Gritou, com ojeriza: “ – Não!”

“ – Aconteceu alguma coisa, pai?”

Abelardo recompôs-se, e expôs todo o seu sentimento:

“ – Eu descobri, filha... eu descobri que você é tudo pra mim! Não vou sobreviver sem a tua companhia... é ela que me faz respirar, encontra um sentido para o que eu vivo...”

“ – Pai, eu entendo o seu carinho, mas...”

“ – ... nenhum homem te conhece tão bem quanto eu, que sei dos seus desejos, dos seus medos, que te viu crescer e virar uma bela moça, e que confessa o medo de saber que sairei de sua vida...”

“ – Esse seu medo vai passar, pai...”

“ – Não é medo...”- pára, respira fundo, e pronuncia, com um ar de ressentimento: “ – Amor!”

Adriana tenta reagir: “ – Amor de pai para filha...”

Abelardo olha fixamente nos olhos: “ – Não! Eu tenho por você um amor puro... o amor que você merece!

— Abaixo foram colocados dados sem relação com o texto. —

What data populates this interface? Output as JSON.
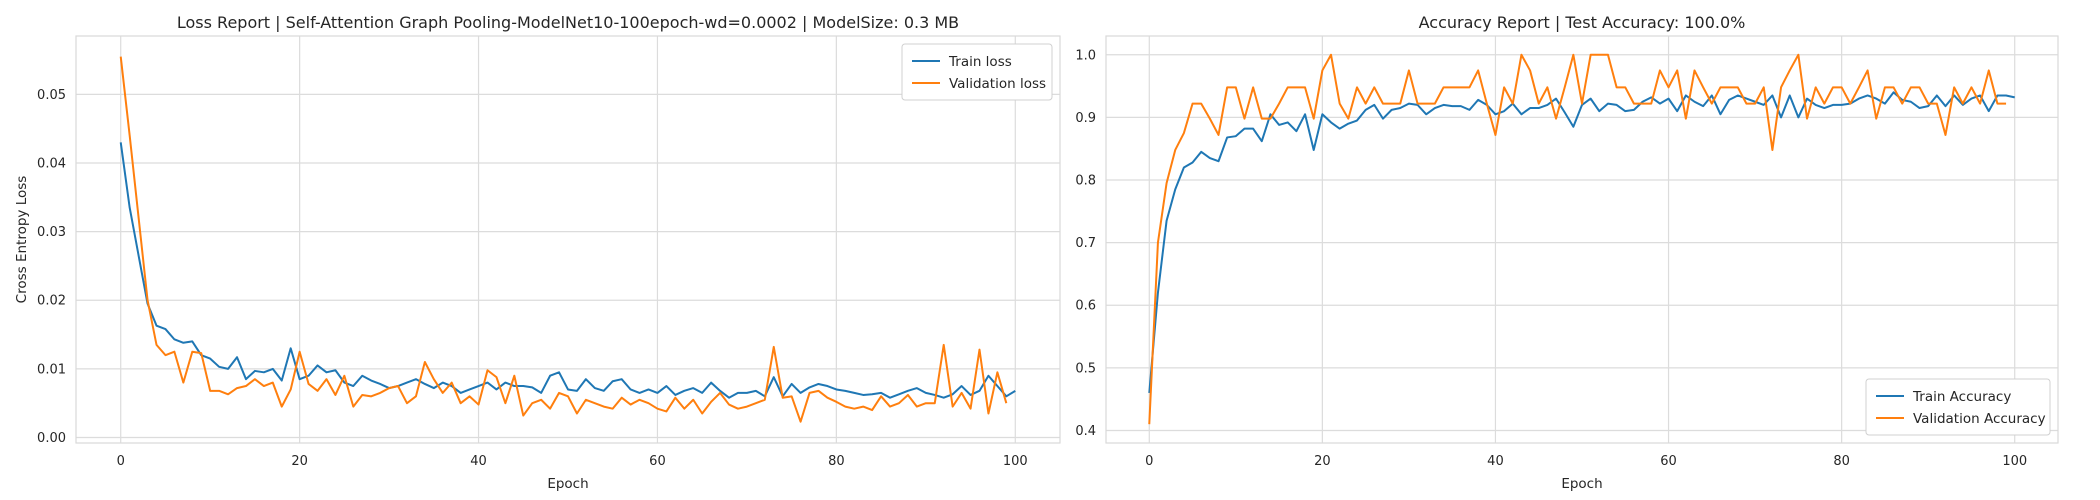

Nenhum homem é digno de você... só eu...todos os outros são maníacos, pervertidos... eu não... tenho meus olhos apenas voltados para você... desde que você nasceu, nunca mais tive loucuras sexuais... o amor que eu sinto por você me basta...”

E ajoelhou-se aos pés da moça, suplicante: “ – Não me abandone, Adriana, por favor...”- e chorou de medo... o medo do vazio.
Adriana, calmamente, se inclinou, olhou o pai olhos nos olhos, e, como que por instinto, entregou seus lábios a Abelardo...

Aos poucos se sentia amparada pelo carinho do pai, que beijava o seu corpo minuciosamente, como se conhecesse cada detalhe dele... ela sorria de prazer... naquele momento se sentia amada... estava se entregando ao pai numa alegria incontida... sabia que ninguém ia amá-la daquela forma... ninguém expressaria um amor tão singelo...

Abelardo a possuía... consumava, enfim, todo o sentimento reprimido durante anos... se isentava de qualquer pecado... seria pior o martírio da falta da filha e o receio em confessar seus sentimentos... vivia intensamente cada minuto daquele ato... buscava tornar Adriana a mulher mais feliz do mundo...

Levantou-se da cama, observando atentamente a nudez da filha, linda, desprovida de qualquer vulgaridade... procurava guardar para sempre o seu maior desejo... nunca mais se amarguraria com o seu coração...

De repente, passou a ter uma série de pensamentos: “ – Amor puro... casamento... amor puro... casamento...”- as idéias se confundiam em sua cabeça... chorava ao saber que havia contrariado todos os seus princípios...

Caminhou até a cozinha, pegou uma faca, e suavemente dilacerou seus pulsos. “ – A pureza do meu amor se transformou num incesto consciente...” – lastimava: “ Que vida é essa que não permite os amores mais puros? Por que a condenação do amor de um pai pela sua filha? Ninguém jamais compreenderá o amor implícito no incesto... mas nenhuma doutrina será capaz de condenar o fato de eu ter amado Adriana mais do que pude... estou pronto para ser condenado...”

Antes de fechar os olhos, ainda esboçou um sorriso. À sua mente, surgia a imagem da filha, feliz, entrando na igreja vestida de noiva, ao som dos primeiros acordes da Marcha nupcial de Mendelssohn.